Un instant désarçonné, l’original s’entêta.
— N’empêche que là, on coule. Les troisièmes classes seront bientôt sous eau.
— Tu as raison, déclara le capitaine. C’est une problématique importante. J’organise immédiatement une réunion dans le salon des premières classes. Nous envisagerons une solution.
Lorsqu’il redescendit quelques heures plus tard, le ventre bombé de petits-fours, le capitaine se fit interpeller par l’original qui s’était vu refuser l’accès au pont des premières.
— Alors capitaine ? Qu’allons-nous faire pour éviter que le bateau coule ?

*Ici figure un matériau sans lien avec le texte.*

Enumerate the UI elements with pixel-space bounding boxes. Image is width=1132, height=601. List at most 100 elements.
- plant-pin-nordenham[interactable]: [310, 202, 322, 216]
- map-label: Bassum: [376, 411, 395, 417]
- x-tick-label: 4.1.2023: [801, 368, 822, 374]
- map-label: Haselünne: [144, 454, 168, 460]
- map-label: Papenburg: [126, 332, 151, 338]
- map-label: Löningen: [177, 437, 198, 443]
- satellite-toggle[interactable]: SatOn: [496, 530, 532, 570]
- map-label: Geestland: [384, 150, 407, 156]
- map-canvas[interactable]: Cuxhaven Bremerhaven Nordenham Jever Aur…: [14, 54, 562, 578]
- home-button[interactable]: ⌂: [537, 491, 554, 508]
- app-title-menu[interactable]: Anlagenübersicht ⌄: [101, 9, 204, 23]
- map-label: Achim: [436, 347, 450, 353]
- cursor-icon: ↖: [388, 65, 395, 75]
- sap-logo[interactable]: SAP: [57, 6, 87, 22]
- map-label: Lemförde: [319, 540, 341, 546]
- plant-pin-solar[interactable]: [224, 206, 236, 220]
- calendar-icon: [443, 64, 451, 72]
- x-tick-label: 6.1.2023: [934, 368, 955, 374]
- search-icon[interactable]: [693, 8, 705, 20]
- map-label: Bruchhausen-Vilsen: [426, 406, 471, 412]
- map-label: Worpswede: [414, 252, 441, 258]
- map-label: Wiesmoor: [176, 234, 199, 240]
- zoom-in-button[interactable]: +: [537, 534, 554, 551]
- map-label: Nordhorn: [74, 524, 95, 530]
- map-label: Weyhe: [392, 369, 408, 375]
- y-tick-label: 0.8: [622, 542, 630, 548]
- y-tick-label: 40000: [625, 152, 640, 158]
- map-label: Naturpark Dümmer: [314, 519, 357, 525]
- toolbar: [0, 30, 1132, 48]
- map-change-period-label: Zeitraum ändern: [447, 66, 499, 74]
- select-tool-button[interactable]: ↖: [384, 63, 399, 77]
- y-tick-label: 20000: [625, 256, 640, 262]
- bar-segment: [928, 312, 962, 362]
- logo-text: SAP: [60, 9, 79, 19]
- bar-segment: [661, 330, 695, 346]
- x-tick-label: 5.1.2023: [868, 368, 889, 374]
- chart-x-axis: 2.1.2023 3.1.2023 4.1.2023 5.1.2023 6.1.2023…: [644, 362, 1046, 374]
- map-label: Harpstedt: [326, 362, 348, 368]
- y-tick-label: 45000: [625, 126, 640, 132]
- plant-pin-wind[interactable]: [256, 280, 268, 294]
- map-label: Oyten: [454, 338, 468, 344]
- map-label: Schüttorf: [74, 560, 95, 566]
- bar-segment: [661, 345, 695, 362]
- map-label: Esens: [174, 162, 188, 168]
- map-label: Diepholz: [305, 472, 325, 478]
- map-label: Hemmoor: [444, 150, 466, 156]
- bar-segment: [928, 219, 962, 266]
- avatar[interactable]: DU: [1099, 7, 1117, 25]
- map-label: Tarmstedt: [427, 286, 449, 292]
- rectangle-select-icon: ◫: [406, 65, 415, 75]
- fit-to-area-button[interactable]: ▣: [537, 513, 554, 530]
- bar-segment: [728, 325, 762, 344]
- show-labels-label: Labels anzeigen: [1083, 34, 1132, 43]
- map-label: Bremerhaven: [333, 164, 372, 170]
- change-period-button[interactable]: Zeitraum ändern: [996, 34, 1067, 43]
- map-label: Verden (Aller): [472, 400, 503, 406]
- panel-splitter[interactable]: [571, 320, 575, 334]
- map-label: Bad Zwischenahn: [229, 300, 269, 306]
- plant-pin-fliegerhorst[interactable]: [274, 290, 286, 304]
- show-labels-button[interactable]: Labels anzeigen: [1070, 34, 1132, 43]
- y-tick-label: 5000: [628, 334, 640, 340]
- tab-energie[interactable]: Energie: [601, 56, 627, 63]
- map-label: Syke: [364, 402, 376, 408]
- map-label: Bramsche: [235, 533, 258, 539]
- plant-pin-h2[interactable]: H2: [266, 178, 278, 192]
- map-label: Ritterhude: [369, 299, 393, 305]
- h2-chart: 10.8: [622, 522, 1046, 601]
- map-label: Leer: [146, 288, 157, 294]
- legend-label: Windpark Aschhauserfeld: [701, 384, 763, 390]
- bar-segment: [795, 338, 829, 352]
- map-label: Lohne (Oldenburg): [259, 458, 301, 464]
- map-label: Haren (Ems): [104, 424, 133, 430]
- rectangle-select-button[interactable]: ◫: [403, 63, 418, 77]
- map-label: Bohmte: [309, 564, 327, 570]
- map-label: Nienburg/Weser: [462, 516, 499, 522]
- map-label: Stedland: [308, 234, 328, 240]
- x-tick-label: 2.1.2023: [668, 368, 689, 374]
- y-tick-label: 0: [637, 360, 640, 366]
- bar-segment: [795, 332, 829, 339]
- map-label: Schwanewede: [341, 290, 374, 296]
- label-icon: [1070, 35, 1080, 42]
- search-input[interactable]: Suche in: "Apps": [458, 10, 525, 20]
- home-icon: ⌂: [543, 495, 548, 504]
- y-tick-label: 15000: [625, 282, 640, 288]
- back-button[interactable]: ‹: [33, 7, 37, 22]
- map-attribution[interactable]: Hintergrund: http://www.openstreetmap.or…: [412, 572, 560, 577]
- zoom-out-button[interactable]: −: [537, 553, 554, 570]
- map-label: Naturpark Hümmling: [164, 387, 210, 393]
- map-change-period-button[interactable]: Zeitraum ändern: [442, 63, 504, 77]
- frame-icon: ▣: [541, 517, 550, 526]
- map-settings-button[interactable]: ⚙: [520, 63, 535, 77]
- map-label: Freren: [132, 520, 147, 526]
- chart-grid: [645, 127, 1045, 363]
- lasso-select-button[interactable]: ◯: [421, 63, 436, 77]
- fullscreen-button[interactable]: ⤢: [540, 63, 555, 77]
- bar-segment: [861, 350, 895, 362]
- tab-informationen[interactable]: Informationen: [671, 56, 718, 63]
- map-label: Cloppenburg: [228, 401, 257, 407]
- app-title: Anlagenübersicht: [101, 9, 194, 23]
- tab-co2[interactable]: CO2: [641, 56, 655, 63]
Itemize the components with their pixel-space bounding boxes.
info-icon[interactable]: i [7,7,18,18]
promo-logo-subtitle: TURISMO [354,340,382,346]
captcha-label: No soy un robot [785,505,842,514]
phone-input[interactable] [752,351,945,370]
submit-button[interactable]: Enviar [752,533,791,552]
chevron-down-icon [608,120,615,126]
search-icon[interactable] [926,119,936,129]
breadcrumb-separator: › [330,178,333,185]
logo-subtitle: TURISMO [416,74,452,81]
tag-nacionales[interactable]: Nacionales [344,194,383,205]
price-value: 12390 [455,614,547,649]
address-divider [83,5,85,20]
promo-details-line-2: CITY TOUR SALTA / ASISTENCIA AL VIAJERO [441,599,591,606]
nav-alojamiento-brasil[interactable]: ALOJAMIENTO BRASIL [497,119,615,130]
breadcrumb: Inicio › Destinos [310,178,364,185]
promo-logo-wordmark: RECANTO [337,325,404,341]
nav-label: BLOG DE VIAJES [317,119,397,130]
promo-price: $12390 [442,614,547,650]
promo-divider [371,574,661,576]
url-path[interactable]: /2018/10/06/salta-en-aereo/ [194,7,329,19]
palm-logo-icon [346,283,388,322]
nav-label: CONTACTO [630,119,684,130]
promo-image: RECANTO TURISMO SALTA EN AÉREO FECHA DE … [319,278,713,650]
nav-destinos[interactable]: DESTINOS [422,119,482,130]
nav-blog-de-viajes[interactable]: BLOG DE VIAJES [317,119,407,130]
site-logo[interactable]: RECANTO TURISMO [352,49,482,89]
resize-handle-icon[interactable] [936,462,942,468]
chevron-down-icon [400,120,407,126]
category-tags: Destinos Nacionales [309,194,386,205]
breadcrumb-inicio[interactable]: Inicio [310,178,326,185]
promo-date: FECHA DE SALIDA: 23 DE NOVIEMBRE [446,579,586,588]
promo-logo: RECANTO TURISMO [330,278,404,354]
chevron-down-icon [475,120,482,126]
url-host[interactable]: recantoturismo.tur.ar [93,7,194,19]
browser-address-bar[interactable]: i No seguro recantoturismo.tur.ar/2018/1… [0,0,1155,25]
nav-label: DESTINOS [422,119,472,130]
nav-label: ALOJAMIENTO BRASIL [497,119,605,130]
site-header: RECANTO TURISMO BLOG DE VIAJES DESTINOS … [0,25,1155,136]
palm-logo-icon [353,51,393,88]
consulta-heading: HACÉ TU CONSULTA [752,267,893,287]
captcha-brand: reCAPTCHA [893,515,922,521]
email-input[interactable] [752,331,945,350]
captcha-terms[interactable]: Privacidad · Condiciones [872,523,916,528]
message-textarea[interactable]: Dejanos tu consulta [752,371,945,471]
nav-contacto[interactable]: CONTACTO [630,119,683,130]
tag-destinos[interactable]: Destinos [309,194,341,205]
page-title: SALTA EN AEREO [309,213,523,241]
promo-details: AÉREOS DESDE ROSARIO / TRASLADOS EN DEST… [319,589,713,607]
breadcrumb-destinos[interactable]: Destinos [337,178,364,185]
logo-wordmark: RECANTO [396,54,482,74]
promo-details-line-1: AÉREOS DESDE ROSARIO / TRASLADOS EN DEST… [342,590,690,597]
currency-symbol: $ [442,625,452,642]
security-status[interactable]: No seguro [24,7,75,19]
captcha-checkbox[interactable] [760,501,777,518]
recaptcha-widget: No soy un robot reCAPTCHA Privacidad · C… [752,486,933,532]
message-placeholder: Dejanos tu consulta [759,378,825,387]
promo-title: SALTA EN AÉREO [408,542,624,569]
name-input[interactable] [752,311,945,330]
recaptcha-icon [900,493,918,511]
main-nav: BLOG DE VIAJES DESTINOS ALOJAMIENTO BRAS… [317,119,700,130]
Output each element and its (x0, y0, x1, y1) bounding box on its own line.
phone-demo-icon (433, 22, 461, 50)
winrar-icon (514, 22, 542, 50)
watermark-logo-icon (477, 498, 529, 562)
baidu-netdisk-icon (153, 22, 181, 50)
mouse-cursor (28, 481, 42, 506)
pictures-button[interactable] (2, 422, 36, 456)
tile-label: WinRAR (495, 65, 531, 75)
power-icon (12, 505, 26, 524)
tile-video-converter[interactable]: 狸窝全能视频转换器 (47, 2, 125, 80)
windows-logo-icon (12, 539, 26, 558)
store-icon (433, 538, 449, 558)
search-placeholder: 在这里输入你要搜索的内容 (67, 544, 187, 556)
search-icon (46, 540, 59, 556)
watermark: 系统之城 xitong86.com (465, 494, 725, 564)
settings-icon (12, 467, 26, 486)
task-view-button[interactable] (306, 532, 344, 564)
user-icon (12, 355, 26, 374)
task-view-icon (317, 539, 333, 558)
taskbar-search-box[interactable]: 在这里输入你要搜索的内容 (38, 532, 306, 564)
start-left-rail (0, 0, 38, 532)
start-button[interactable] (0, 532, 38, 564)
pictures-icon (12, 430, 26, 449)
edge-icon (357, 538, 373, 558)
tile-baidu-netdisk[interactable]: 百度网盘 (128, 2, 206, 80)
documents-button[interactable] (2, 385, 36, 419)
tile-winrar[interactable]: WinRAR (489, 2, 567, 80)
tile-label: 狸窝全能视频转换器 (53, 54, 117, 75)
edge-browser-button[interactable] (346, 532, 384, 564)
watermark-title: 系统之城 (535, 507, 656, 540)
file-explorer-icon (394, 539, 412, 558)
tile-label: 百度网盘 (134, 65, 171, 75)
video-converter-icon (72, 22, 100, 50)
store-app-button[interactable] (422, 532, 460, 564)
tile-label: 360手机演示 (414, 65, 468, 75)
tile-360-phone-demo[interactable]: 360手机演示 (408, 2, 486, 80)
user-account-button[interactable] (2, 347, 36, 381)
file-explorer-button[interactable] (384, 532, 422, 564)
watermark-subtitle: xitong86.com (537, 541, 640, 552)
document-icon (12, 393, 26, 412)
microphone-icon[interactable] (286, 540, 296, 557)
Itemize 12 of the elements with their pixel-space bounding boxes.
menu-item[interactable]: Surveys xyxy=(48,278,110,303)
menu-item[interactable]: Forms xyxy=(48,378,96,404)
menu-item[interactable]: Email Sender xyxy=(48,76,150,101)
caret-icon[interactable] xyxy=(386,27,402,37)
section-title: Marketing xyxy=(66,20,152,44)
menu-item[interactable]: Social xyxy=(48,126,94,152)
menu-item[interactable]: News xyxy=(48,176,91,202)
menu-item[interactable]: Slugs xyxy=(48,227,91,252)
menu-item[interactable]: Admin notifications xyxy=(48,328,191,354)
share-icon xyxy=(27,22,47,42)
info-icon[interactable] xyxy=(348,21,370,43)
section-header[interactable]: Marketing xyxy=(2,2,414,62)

— La réunion fut très productive. Nous allons construire désormais des poêles plus performants pour équiper les cabines qui n’en ont pas encore et pourront dès lors se chauffer avec moins de bois. D’ailleurs, nous envisageons de réduire graduellement la vitesse avec laquelle nous débitons le bois de la coque. Cela ne va pas plaire aux troisièmes, qui auront moins de travail, ni aux secondes, car le bois sera plus cher afin de compenser la perte de profit, mais il faut ce qu’il faut pour sauver le navire.
— Capitaine, vous êtes sûr que cela sera suffisant pour éviter de couler ?
— Ne t’inquiète pas, sourit malicieusement le capitaine. On a également demandé aux deuxièmes classes d’imaginer des pompes pour extraire l’eau du navire. Il y en a bien un qui va nous inventer ça, non ?
— Mais le temps presse…
— Et puis, qui sait… Si ça se trouve, on va bientôt découvrir un rivage, aborder une terre. Pourquoi s’en faire ?
— Pourquoi, en effet, murmura piteusement l’original en retirant ses chaussettes pour les essorer alors que l’eau commençait à monter dans les coursives.